Para manter indústrias, embarcações, frotas de caminhões e usinas termelétricas em atividade por todo o ecossistema amazônico, a companhia opera por meio de divisões integradas que cobrem diferentes modais e necessidades do mercado.

  • Refinaria da Amazônia (REAM) fica localizada em Manaus e responde pela produção de derivados essenciais, incluindo óleo diesel, gasolina, gás liquefeito de petróleo (GLP), asfalto, nafta e querosene de aviação.
  • Atem Distribuidora possui uma ampla rede de atendimento que engloba 16 bases operacionais e seis Terminais de Uso Privado (TUP).
  • Navemazônia executa o transporte fluvial de combustíveis por rotas estratégicas de toda a Bacia Amazônica.
  • Rodoamazônia gerencia a malha de transporte terrestre para garantir a entrega interna nos municípios conectáveis por estradas.
  • DMN atua na construção e na manutenção de embarcações, assegurando a alta disponibilidade e a segurança da frota fluvial.

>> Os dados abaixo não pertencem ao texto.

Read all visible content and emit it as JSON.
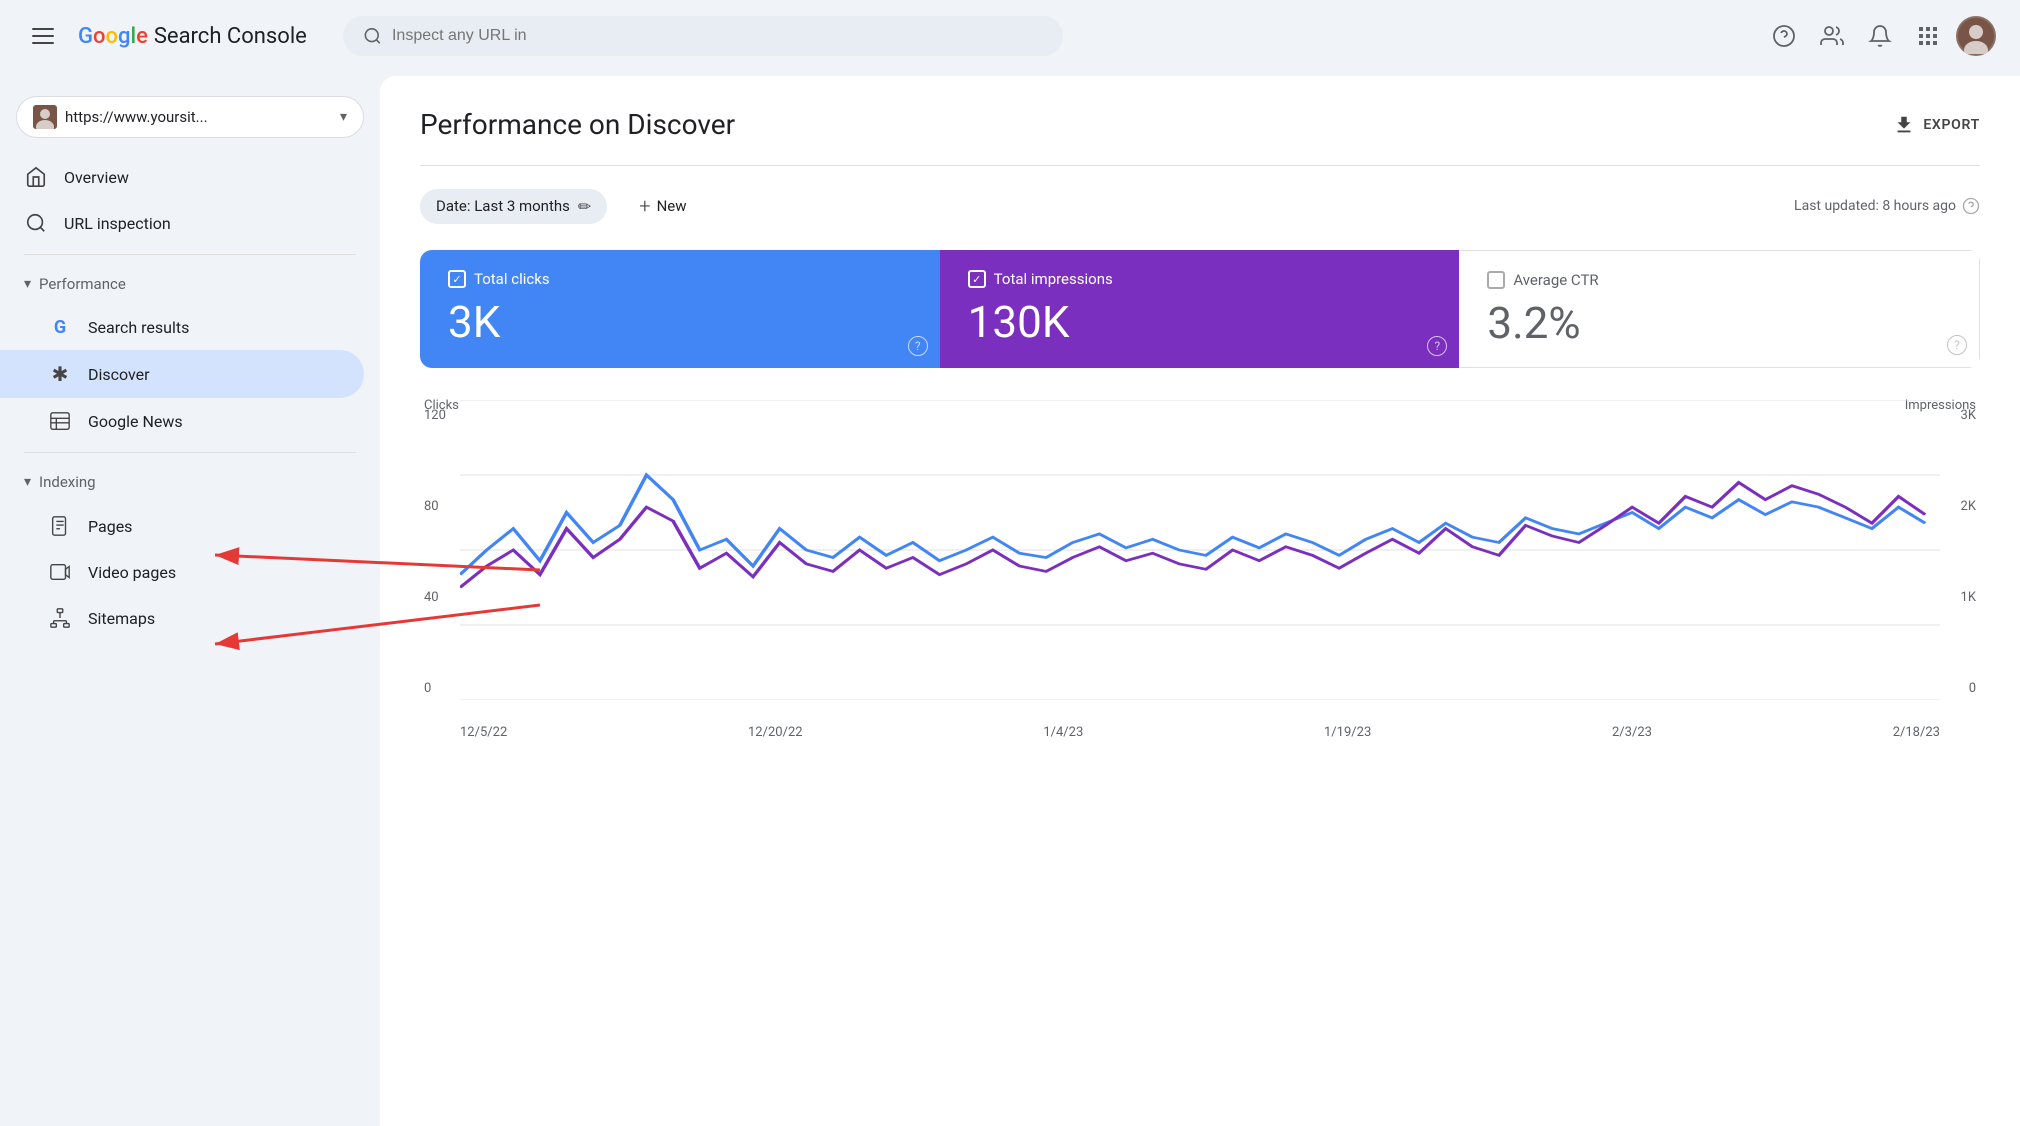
{
  "header": {
    "logo_google": "Google",
    "logo_search_console": "Search Console",
    "search_placeholder": "Inspect any URL in",
    "hamburger_label": "Menu"
  },
  "site_selector": {
    "url": "https://www.yoursit...",
    "favicon_alt": "site favicon"
  },
  "sidebar": {
    "overview_label": "Overview",
    "url_inspection_label": "URL inspection",
    "performance_label": "Performance",
    "search_results_label": "Search results",
    "discover_label": "Discover",
    "google_news_label": "Google News",
    "indexing_label": "Indexing",
    "pages_label": "Pages",
    "video_pages_label": "Video pages",
    "sitemaps_label": "Sitemaps"
  },
  "content": {
    "page_title": "Performance on Discover",
    "export_label": "EXPORT",
    "date_filter_label": "Date: Last 3 months",
    "new_label": "New",
    "last_updated": "Last updated: 8 hours ago"
  },
  "metrics": {
    "total_clicks_label": "Total clicks",
    "total_clicks_value": "3K",
    "total_impressions_label": "Total impressions",
    "total_impressions_value": "130K",
    "avg_ctr_label": "Average CTR",
    "avg_ctr_value": "3.2%"
  },
  "chart": {
    "axis_left_title": "Clicks",
    "axis_right_title": "Impressions",
    "left_labels": [
      "120",
      "80",
      "40",
      "0"
    ],
    "right_labels": [
      "3K",
      "2K",
      "1K",
      "0"
    ],
    "x_labels": [
      "12/5/22",
      "12/20/22",
      "1/4/23",
      "1/19/23",
      "2/3/23",
      "2/18/23"
    ]
  },
  "icons": {
    "search": "🔍",
    "help": "?",
    "people": "👥",
    "bell": "🔔",
    "apps": "⠿",
    "home": "⌂",
    "magnify": "🔍",
    "asterisk": "✱",
    "news": "📰",
    "pages": "📄",
    "video": "📹",
    "sitemap": "📊",
    "download": "⬇",
    "pencil": "✏",
    "plus": "+",
    "chevron_down": "▾",
    "chevron_left": "◀",
    "question": "?"
  },
  "colors": {
    "blue_card": "#4285f4",
    "purple_card": "#7b2fbe",
    "blue_line": "#4285f4",
    "purple_line": "#7b2fbe",
    "active_nav": "#d3e3fd"
  }
}
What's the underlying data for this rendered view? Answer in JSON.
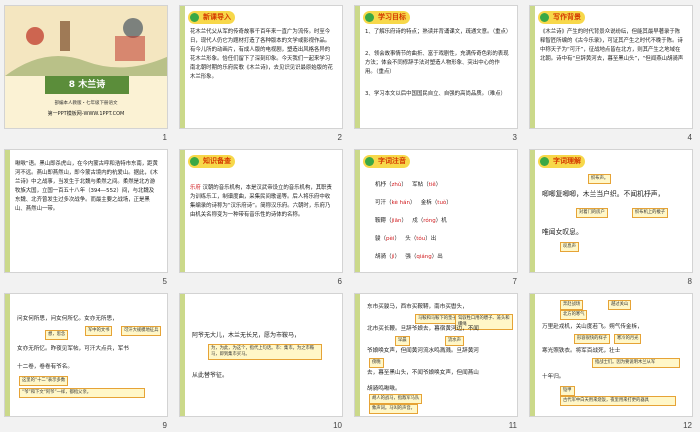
{
  "slides": [
    {
      "n": "1",
      "title": "8 木兰诗",
      "sub1": "部编本人教版・七年级下册语文",
      "sub2": "第一PPT模板网-WWW.1PPT.COM"
    },
    {
      "n": "2",
      "tag": "新课导入",
      "text": "花木兰代父从军的传奇故事千百年来一直广为流传。时至今日，现代人仍它为题材打造了各种版本的文学或影视作品。有今儿所的动画片，有成人版的电视剧，塑造出风格各异的花木兰形象。恰任们留下了深刻印象。今天我们一起来学习南北朝时期的乐府民歌《木兰诗》，去见识见识最原始版的花木兰形象。"
    },
    {
      "n": "3",
      "tag": "学习目标",
      "l1": "1、了解乐府诗的特点；熟读并背诵课文，疏通文意。（重点）",
      "l2": "2、领会故事情节的曲折、富于戏剧性，充满传奇色彩的表现方法；体会不同修辞手法对塑造人物形象、突出中心的作用。（重点）",
      "l3": "3、学习本文以后中国国民自立、自强的高尚品质。（难点）"
    },
    {
      "n": "4",
      "tag": "写作背景",
      "text": "《木兰诗》产生的时代背景众说纷纭，但能其最早著录于陈释智匠所编的《古今乐录》，可证其产生之时代不晚于陈。诗中称天子为“可汗”，征战地点皆在北方，则其产生之地域在北朝。诗中有“旦辞黄河去，暮至黑山头”，“但闻燕山胡骑声"
    },
    {
      "n": "5",
      "text": "啾啾”语。黑山即杀虎山，在今内蒙古呼和浩特市东南，距黄河不远。燕山即燕然山，即今蒙古境内的杭爱山。据此，《木兰诗》中之战事，当发生于北魏与柔然之间。柔然是北方游牧族大国，立国一百五十八年（394—552）间，与北魏及东魏、北齐曾发生过多次战争。而最主要之战场，正是黑山、燕然山一带。"
    },
    {
      "n": "6",
      "tag": "知识备查",
      "head": "乐府",
      "text": "汉朝的音乐机构，本是汉武帝设立的音乐机构，其职责为训练乐工，制谱度曲，采集民间歌谣等。后人将乐府中收集编录的诗称为“汉乐府诗”。简称汉乐府。六朝时，乐府乃由机关名称变为一种带有音乐性的诗体的名称。"
    },
    {
      "n": "7",
      "tag": "字词注音",
      "rows": [
        {
          "a": "机杼",
          "pa": "zhù",
          "b": "军帖",
          "pb": "tiě"
        },
        {
          "a": "可汗",
          "pa": "kè hán",
          "b": "金柝",
          "pb": "tuò"
        },
        {
          "a": "鞍鞯",
          "pa": "jiān",
          "b": "戍",
          "pb": "róng",
          "c": "机"
        },
        {
          "a": "骏",
          "pa": "pèi",
          "b": "头",
          "pb": "tóu",
          "c": "出"
        },
        {
          "a": "胡骑",
          "pa": "jì",
          "b": "强",
          "pb": "qiáng",
          "c": "出"
        }
      ]
    },
    {
      "n": "8",
      "tag": "字词理解",
      "b1": "织布声。",
      "line": "唧唧复唧唧，木兰当户织。不闻机杼声，",
      "b2": "对着门的房户",
      "b3": "织布机上的梭子",
      "line2": "唯闻女叹息。",
      "b4": "叹息声"
    },
    {
      "n": "9",
      "line1": "问女何所思，问女何所忆。女亦无所思，",
      "line2": "女亦无所忆。昨夜见军帖，可汗大点兵，军书",
      "line3": "十二卷，卷卷有爷名。",
      "b1": "想，思念",
      "b2": "军中的文书",
      "b3": "可汗大规模地征兵",
      "b4": "这里的“十二”表示多数",
      "b5": "“爷”和下文“阿爷”一样，都指父亲。"
    },
    {
      "n": "10",
      "line1": "阿爷无大儿，木兰无长兄，愿为市鞍马，",
      "line2": "从此替爷征。",
      "b1": "为，为此，为这个，指代上句话。市：集市。为之市鞍马，即到集市买马。"
    },
    {
      "n": "11",
      "line1": "东市买骏马，西市买鞍鞯，南市买辔头，",
      "line2": "北市买长鞭。旦辞爷娘去，暮宿黄河边，不闻",
      "line3": "爷娘唤女声，但闻黄河流水鸣溅溅。旦辞黄河",
      "line4": "去，暮至黑山头，不闻爷娘唤女声，但闻燕山",
      "line5": "胡骑鸣啾啾。",
      "b1": "马鞍和马鞍下的垫子",
      "b2": "驾驭牲口用的嚼子、笼头和缰绳",
      "b3": "早晨",
      "b4": "流水声",
      "b5": "傍晚",
      "b6": "胡人的战马，指敌军马队",
      "b7": "象声词。马叫的声音。"
    },
    {
      "n": "12",
      "line1": "万里赴戎机，关山度若飞。朔气传金柝，",
      "line2": "寒光照铁衣。将军百战死，壮士",
      "line3": "十年归。",
      "b1": "奔赴战场",
      "b2": "越过关山",
      "b3": "北方的寒气",
      "b4": "铠甲",
      "b5": "指战士们。因为要说明木兰从军",
      "b6": "形容很快的样子",
      "b7": "寒冷的月光",
      "b8": "古代军中白天用来烧饭，夜里用来打更的器具"
    }
  ]
}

A discussão sobre o futuro da infraestrutura regional avançou significativamente durante o evento, colocando em pauta temas urgentes como a multimodalidade, a eficiência portuária e a navegação interior. Os executivos do grupo lembraram que o transporte de cargas só acontece se houver uma retaguarda energética confiável.

“A logística amazônica costuma ser lembrada pelos rios, portos, embarcações e estradas. Mas existe uma infraestrutura menos visível que sustenta tudo isso, a energia”, afirma o vice-presidente de distribuição e operações, Guilherme Santana.

Conforme o executivo, garantir a regularidade e a previsibilidade na entrega dos combustíveis é a condição básica para que a cadeia produtiva regional consiga manter a competitividade no mercado nacional.

O encontro setorial também serviu como termômetro para medir o fortalecimento das parcerias comerciais e abrir frentes de contato com novos operadores que pretendem se instalar ou expandir investimentos na Região Norte.

“É uma grande oportunidade para demonstrarmos a força do Grupo Atem, nossa liderança na região e a proximidade que temos com nossos clientes”, ressalta o diretor comercial da Atem, Alexandre Ferreira.

Com o encerramento do evento, a empresa reforça o planejamento de investimentos contínuos em tecnologia naval e ampliação de armazenamento para mitigar os impactos das oscilações climáticas na distribuição de energia.